13) Wie interpretieren Sie die Aussagen der Tierärzte Müller und Zweimüller im profil
vom 14. Jänner 2002, wonach sie “von den Behörden unter Druck gesetzt werden, die
eigentlich hinter uns stehen sollten"?

14) Gab es Ihres Wissens nach in der Vergangenheit Interventionen von Seiten des

Veterinärdirektors in Niederösterreich, Dr. Franz Karner, zugunsten des mittlerweilen
inhaftierten Schlachthofbesitzers Willibald R.?

15) Sehen Sie die geplante Ernährungsagentur als die Lösung der nun offensichtlich
gewordenen Probleme?

16) Welche finanziellen Mittel sind für die Ernährungsagentur vorgesehen?

17) Wie reagieren Sie auf die jüngst publik gewordene Studie von Michael Gneist “Zur
Situation der Schlachthöfe in Niederösterreich" aus dem Jahr 2000, in dem
katastrophale Zustände in den heimischen Schlachthöfen aufgezeigt werden?

18) Wussten Sie von den alarmierenden Zuständen, wonach - laut Gneist-Studie - in
Niederösterreichs Schlachthöfen auch bereits tot angelieferte Tiere weiterverarbeitet
wurden?

19) Wie häufig erfolgte eine Kontrolle der Schlachthöfe österreichweit in den Jahren
1999, 2000 und 2001?? (bitte nach Bundesländern auflisten)

20) Wieviele und welche Beanstandungen gab es in den Jahren 1999, 2000 und 2001 ?

21) Wieviele Kontrollen in den österreichischen Schlachthöfen sind für 2002 geplant?

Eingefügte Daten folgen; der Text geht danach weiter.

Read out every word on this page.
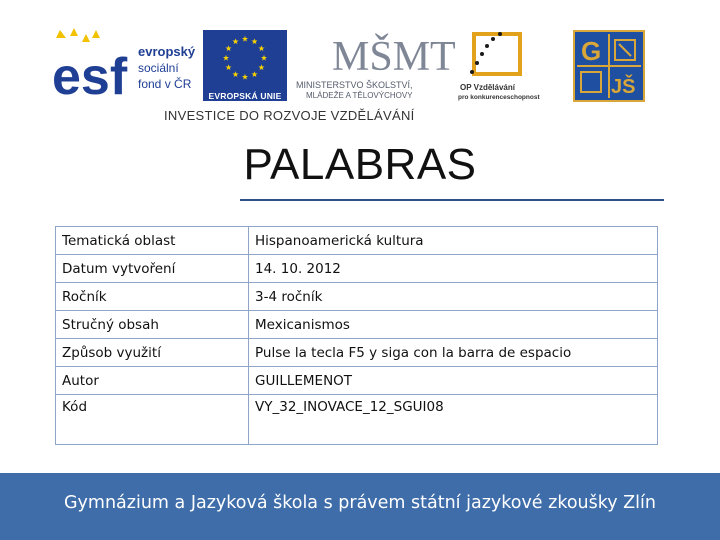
esf evropský
sociální
fond v ČR
EVROPSKÁ UNIE
MŠMT
MINISTERSTVO ŠKOLSTVÍ,
MLÁDEŽE A TĚLOVÝCHOVY
OP Vzdělávání
pro konkurenceschopnost
G
JŠ
INVESTICE DO ROZVOJE VZDĚLÁVÁNÍ
PALABRAS
Tematická oblast	Hispanoamerická kultura
Datum vytvoření	14. 10. 2012
Ročník	3-4 ročník
Stručný obsah	Mexicanismos
Způsob využití	Pulse la tecla F5 y siga con la barra de espacio
Autor	GUILLEMENOT
Kód	VY_32_INOVACE_12_SGUI08
Gymnázium a Jazyková škola s právem státní jazykové zkoušky Zlín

22) Haben Sie vor, das Kontrollwesen im Agrarbereich und in den Schlachthöfen im
besonderen künftig zu ändern?


23) Falls ja, wie konkret?

24) Was meinten Sie konkret mit Ihrer Aussage nach Bekanntwerden des
Schlachthofskandals, das sei “nur die Spitze des Eisbergs"?

25) Welche weiteren Verdachtsfälle gibt es in diesem Bereich?